21-04-2025
Study Shows Experienced Humans Can Spot Text Created By AI
In this, the generation of generative AI, it's been proven several times that people aren't especially good at telling whether written material was spit out by an AI bot or through a labor of human love.
The general inability to tell real McCoy from OpenAI has been a disaster for teachers, who've been overcome by AI-crafted homework and test answers, destroying what it means to earn an education. But they are not alone, as AI text has diluted every form of written communication. In this dynamic, where humans have proven to be unreliable at spotting AI text, dozens of companies have sprung up selling AI detection. Dozens more companies have been created to help the unscrupulous avoid being detected by those systems.
But new research from Jenna Russell, Marzena Karpinska, and Mohit Iyyer of the University of Maryland, Microsoft, and the University of Massachusetts, Amherst, respectively, shows that, on the essential job of detecting AI-created text, people may not be useless after all. The research team found that people who frequently use AI to create text can be quite good at spotting it.
In the study, the team asked a group of five humans to review three types of text – human written, AI created, and AI created but then altered or edited by systems that are designed to fool automated AI detectors. The last set is especially important because other tests have shown that editing text created by AI can confuse or degrade the accuracy of even the better AI detection systems.
Their headline finding is 'that annotators who frequently use LLMs for writing tasks excel at detecting AI-generated text, even without any specialized training or feedback.' The research found that experienced humans reliably detected AI text even after it had been altered and edited, and that – with one exception – the human investigators outperformed every automated detection system they tested. The exception was AI detection provider Pangram, which matched the 'near perfect detection accuracy' of the humans.
According to the research paper, Pangram and the human experts were 99.3% accurate at spotting text created by AI and 100% accurate at picking out the human text as human.
That experienced humans may be able to reliably detect output from AI bots is big news, but don't get too excited or think that we won't need computer-based AI detectors anymore.
For one, this paper asked the experienced humans to vote on whether written work was AI or not, using a majority vote of five experts to stand as the indicator. That means that to be really accurate at picking the automated from the authentic took five people, not one.
This is from the paper, 'The majority vote of our five expert annotators substantially outperforms almost every commercial and open-source detector we tested on these 300 articles, with only the commercial Pangram model matching their near-perfect detection accuracy.'
In fact, if you were to pit one single experienced human detector against the best automated system, Pangram was still more accurate. The automated detector, 'outperforms each expert individually,' says the paper.
And, somewhat troubling, the paper also says that individual human AI sleuths, on average, indicated that human written text was written by AI 3.3% of the time. For a single human reviewer, that false positive rate could be a problem when drawn over hundreds or even thousands of papers.
Moreover, while a group of experienced human reviewers were more accurate than a single human reviewer, hiring five people to review each and every writing composition is wildly impractical, which the study's authors concede. 'An obvious drawback is that hiring humans is expensive and slow: on average, we paid $2.82 per article including bonuses, and we gave annotators roughly a week to complete a batch of 60 articles,' the paper reports.
There aren't many settings in which $2.82 and a week's time – per paper – are plausible.
Still, in the world where parsing auto-bot text from real writing is essential, the paper has three important contributions.
First, finding that humans, experienced humans, can actually spot AI text is a significant foundation for further discussion.
Second, as the paper points out, human AI detectors have a real advantage over automated systems in that they can articulate why they suspect a section of text is fake.
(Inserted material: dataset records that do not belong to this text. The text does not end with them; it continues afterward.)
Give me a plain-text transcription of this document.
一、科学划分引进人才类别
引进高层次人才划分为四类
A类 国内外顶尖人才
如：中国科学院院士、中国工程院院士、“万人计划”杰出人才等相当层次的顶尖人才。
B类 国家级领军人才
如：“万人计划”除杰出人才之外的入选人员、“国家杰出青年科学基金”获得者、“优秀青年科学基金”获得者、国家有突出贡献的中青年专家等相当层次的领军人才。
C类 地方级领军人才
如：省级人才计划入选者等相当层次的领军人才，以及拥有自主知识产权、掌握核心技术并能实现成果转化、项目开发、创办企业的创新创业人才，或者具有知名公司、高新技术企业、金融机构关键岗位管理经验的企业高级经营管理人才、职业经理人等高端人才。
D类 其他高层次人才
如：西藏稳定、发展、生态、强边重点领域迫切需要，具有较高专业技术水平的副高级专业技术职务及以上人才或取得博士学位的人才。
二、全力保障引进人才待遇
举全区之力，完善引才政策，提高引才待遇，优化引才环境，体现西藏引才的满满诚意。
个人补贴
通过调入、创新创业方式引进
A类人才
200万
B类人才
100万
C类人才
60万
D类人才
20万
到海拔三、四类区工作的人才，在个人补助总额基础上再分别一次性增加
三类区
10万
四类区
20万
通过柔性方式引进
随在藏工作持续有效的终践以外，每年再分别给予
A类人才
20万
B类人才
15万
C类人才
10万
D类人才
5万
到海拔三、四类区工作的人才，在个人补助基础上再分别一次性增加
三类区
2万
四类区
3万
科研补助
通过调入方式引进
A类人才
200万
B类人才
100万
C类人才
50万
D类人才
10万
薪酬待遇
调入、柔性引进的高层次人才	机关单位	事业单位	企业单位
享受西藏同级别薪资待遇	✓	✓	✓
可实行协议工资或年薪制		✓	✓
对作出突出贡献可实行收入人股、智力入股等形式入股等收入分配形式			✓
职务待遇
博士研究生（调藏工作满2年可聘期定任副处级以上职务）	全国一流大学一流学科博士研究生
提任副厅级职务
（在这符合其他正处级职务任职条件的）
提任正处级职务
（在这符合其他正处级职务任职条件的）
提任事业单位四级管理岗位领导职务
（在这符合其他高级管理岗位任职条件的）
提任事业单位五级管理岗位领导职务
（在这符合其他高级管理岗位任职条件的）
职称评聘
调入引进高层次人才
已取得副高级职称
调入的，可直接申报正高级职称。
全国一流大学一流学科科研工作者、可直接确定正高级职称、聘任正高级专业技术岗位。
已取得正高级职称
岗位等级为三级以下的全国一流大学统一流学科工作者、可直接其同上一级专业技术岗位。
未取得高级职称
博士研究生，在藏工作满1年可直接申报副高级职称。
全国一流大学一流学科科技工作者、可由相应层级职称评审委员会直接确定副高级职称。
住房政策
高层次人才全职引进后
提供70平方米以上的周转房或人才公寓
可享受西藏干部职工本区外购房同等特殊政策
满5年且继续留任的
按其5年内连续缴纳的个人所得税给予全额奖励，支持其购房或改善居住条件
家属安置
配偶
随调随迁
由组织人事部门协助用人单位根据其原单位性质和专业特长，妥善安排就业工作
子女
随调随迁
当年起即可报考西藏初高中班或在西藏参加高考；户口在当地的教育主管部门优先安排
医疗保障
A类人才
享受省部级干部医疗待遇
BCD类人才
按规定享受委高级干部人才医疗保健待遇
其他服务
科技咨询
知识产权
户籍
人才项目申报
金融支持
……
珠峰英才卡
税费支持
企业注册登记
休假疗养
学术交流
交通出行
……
Humans, the report says, 'can provide detailed explanations of their decision-making process, unlike all of the automatic detectors in our study.' In many settings, that can be quite important.
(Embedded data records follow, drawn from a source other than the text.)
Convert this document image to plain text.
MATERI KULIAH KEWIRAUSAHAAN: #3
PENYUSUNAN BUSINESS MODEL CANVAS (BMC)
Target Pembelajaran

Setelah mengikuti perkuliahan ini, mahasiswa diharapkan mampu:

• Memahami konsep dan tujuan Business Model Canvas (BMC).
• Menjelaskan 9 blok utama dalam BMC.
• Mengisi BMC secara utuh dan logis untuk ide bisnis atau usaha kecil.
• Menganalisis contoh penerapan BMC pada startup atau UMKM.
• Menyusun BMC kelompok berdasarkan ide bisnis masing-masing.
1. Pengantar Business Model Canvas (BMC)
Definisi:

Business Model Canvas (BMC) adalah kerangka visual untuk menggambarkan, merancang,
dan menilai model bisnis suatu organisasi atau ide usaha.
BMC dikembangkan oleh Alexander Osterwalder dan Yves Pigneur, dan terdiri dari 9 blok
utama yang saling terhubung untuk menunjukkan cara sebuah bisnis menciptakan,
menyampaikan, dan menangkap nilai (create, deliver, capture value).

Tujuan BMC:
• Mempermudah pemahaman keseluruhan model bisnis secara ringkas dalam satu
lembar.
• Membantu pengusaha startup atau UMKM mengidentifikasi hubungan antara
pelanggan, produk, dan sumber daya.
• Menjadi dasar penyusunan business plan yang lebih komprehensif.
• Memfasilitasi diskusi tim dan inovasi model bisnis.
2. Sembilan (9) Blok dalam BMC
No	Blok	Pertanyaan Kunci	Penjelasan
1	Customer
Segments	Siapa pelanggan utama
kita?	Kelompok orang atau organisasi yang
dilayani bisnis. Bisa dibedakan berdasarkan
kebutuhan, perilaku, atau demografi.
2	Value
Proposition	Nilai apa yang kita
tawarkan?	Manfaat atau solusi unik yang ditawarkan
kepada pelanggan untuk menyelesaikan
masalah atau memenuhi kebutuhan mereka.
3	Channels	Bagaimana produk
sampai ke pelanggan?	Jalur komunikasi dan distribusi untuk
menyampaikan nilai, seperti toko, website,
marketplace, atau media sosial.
Finally, knowing humans can do this – even a panel of humans – may afford us a viable second opinion or outside double-check on important cases of suspected AI use. In academic settings, scientific research, or intellectual property disputes as examples, having a good AI detector and a different way to spot likely AI text, could be deeply valuable, even if it takes longer and costs more.
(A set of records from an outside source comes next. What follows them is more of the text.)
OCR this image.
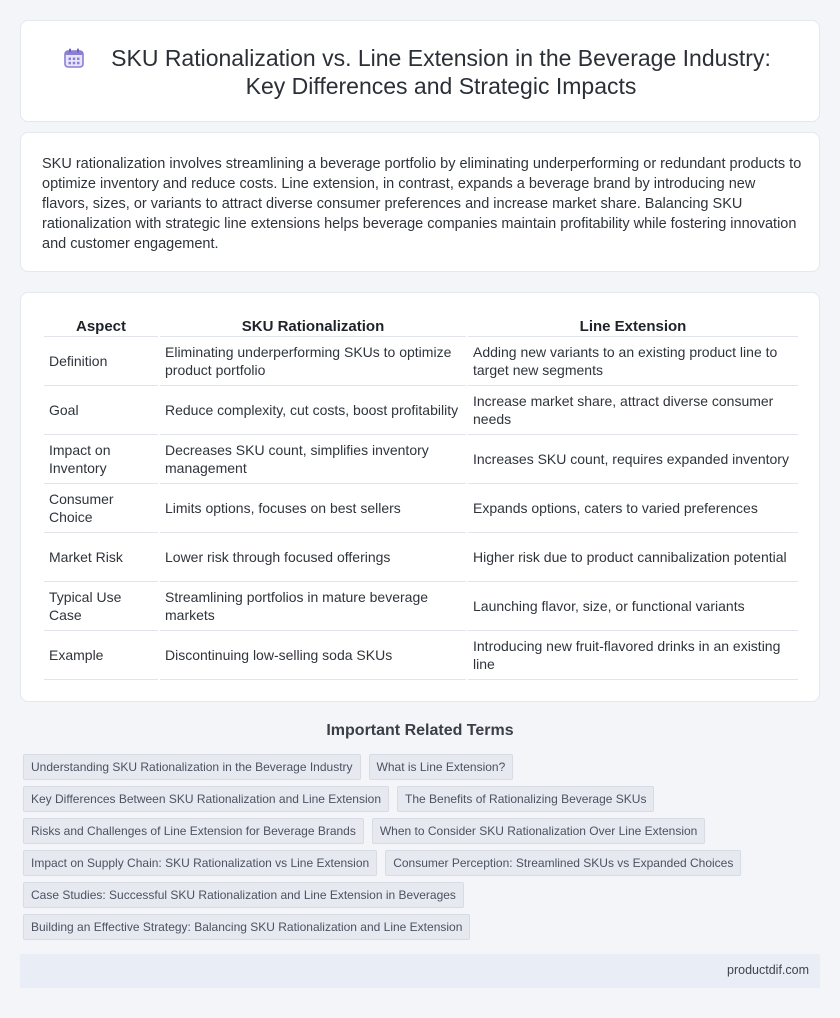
SKU Rationalization vs. Line Extension in the Beverage Industry:
Key Differences and Strategic Impacts

SKU rationalization involves streamlining a beverage portfolio by eliminating underperforming or redundant products to optimize inventory and reduce costs. Line extension, in contrast, expands a beverage brand by introducing new flavors, sizes, or variants to attract diverse consumer preferences and increase market share. Balancing SKU rationalization with strategic line extensions helps beverage companies maintain profitability while fostering innovation and customer engagement.

Aspect	SKU Rationalization	Line Extension
Definition	Eliminating underperforming SKUs to optimize product portfolio	Adding new variants to an existing product line to target new segments
Goal	Reduce complexity, cut costs, boost profitability	Increase market share, attract diverse consumer needs
Impact on Inventory	Decreases SKU count, simplifies inventory management	Increases SKU count, requires expanded inventory
Consumer Choice	Limits options, focuses on best sellers	Expands options, caters to varied preferences
Market Risk	Lower risk through focused offerings	Higher risk due to product cannibalization potential
Typical Use Case	Streamlining portfolios in mature beverage markets	Launching flavor, size, or functional variants
Example	Discontinuing low-selling soda SKUs	Introducing new fruit-flavored drinks in an existing line
Important Related Terms
Understanding SKU Rationalization in the Beverage Industry	What is Line Extension?
Key Differences Between SKU Rationalization and Line Extension	The Benefits of Rationalizing Beverage SKUs
Risks and Challenges of Line Extension for Beverage Brands	When to Consider SKU Rationalization Over Line Extension
Impact on Supply Chain: SKU Rationalization vs Line Extension	Consumer Perception: Streamlined SKUs vs Expanded Choices
Case Studies: Successful SKU Rationalization and Line Extension in Beverages
Building an Effective Strategy: Balancing SKU Rationalization and Line Extension
productdif.com
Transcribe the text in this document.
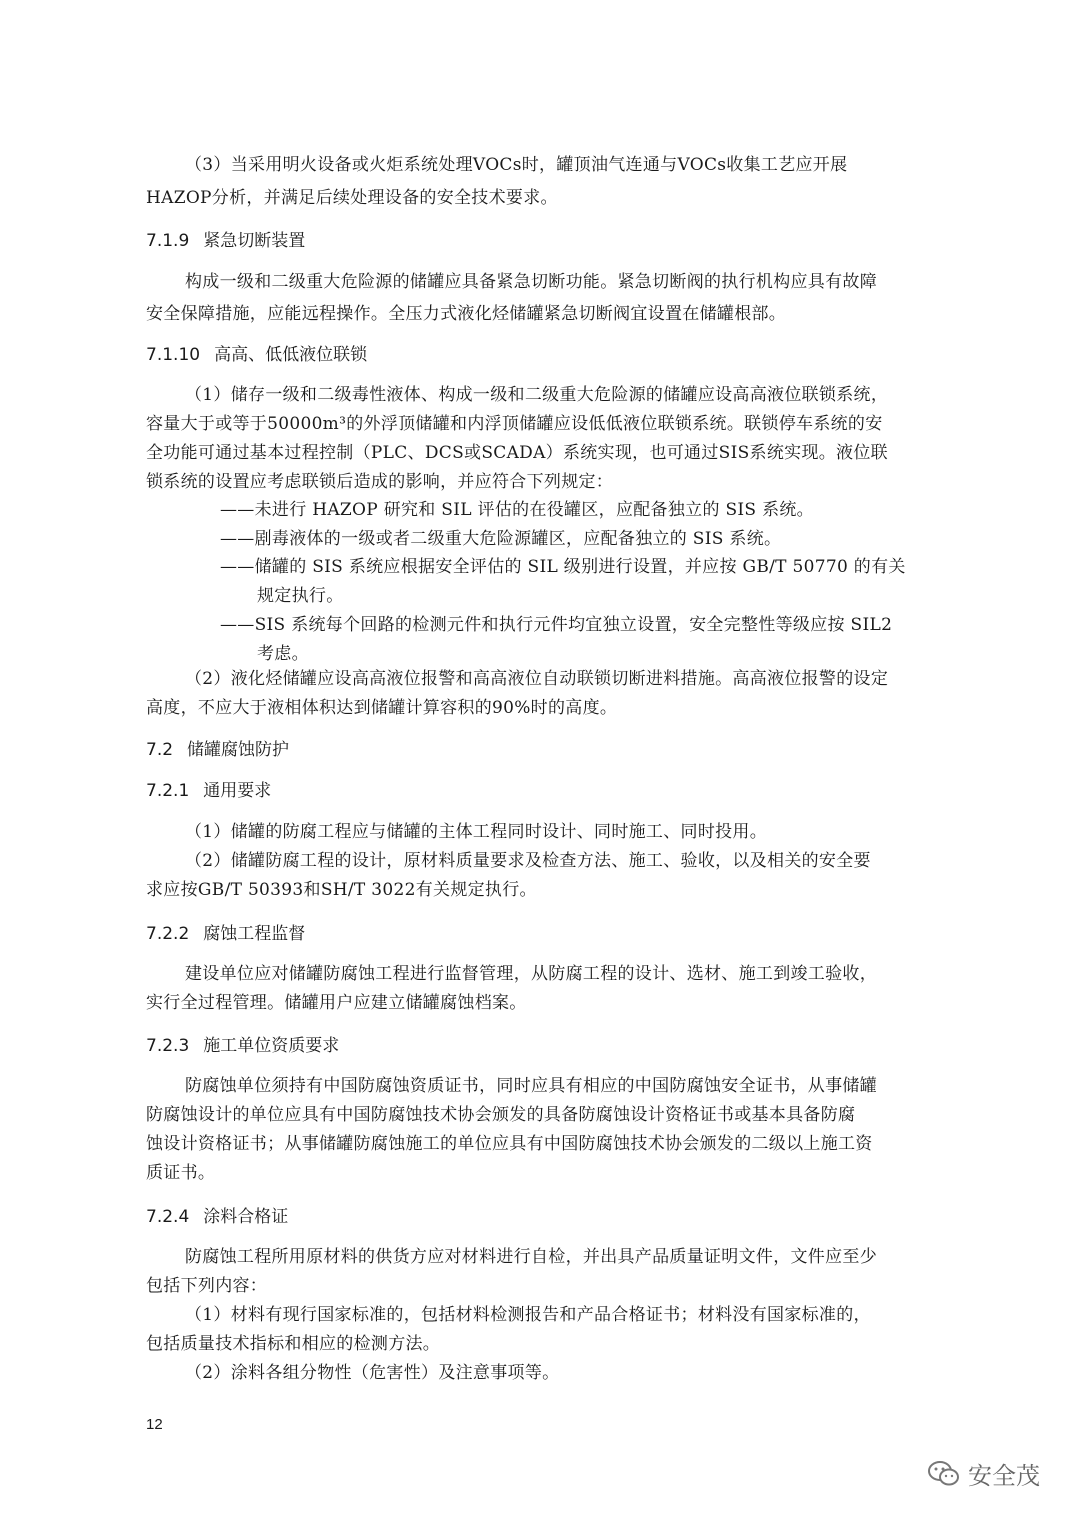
（3）当采用明火设备或火炬系统处理VOCs时，罐顶油气连通与VOCs收集工艺应开展
HAZOP分析，并满足后续处理设备的安全技术要求。
7.1.9 紧急切断装置
构成一级和二级重大危险源的储罐应具备紧急切断功能。紧急切断阀的执行机构应具有故障
安全保障措施，应能远程操作。全压力式液化烃储罐紧急切断阀宜设置在储罐根部。
7.1.10 高高、低低液位联锁
（1）储存一级和二级毒性液体、构成一级和二级重大危险源的储罐应设高高液位联锁系统，
容量大于或等于50000m³的外浮顶储罐和内浮顶储罐应设低低液位联锁系统。联锁停车系统的安
全功能可通过基本过程控制（PLC、DCS或SCADA）系统实现，也可通过SIS系统实现。液位联
锁系统的设置应考虑联锁后造成的影响，并应符合下列规定：
——未进行 HAZOP 研究和 SIL 评估的在役罐区，应配备独立的 SIS 系统。
——剧毒液体的一级或者二级重大危险源罐区，应配备独立的 SIS 系统。
——储罐的 SIS 系统应根据安全评估的 SIL 级别进行设置，并应按 GB/T 50770 的有关
规定执行。
——SIS 系统每个回路的检测元件和执行元件均宜独立设置，安全完整性等级应按 SIL2
考虑。
（2）液化烃储罐应设高高液位报警和高高液位自动联锁切断进料措施。高高液位报警的设定
高度，不应大于液相体积达到储罐计算容积的90%时的高度。
7.2 储罐腐蚀防护
7.2.1 通用要求
（1）储罐的防腐工程应与储罐的主体工程同时设计、同时施工、同时投用。
（2）储罐防腐工程的设计，原材料质量要求及检查方法、施工、验收，以及相关的安全要
求应按GB/T 50393和SH/T 3022有关规定执行。
7.2.2 腐蚀工程监督
建设单位应对储罐防腐蚀工程进行监督管理，从防腐工程的设计、选材、施工到竣工验收，
实行全过程管理。储罐用户应建立储罐腐蚀档案。
7.2.3 施工单位资质要求
防腐蚀单位须持有中国防腐蚀资质证书，同时应具有相应的中国防腐蚀安全证书，从事储罐
防腐蚀设计的单位应具有中国防腐蚀技术协会颁发的具备防腐蚀设计资格证书或基本具备防腐
蚀设计资格证书；从事储罐防腐蚀施工的单位应具有中国防腐蚀技术协会颁发的二级以上施工资
质证书。
7.2.4 涂料合格证
防腐蚀工程所用原材料的供货方应对材料进行自检，并出具产品质量证明文件，文件应至少
包括下列内容：
（1）材料有现行国家标准的，包括材料检测报告和产品合格证书；材料没有国家标准的，
包括质量技术指标和相应的检测方法。
（2）涂料各组分物性（危害性）及注意事项等。
12
安全茂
In education settings, institutions that care about the rigor and value of their grades and degrees, could create a two-tier review system for written work – a fast, high-quality, and accurate automated review, followed by a human panel-like review in cases where authenticity is contested. In such a system, a double-verified finding could prove conclusive enough to take action, thereby protecting not only the schools and teachers, but also protecting the honest work of human writers, and the general public.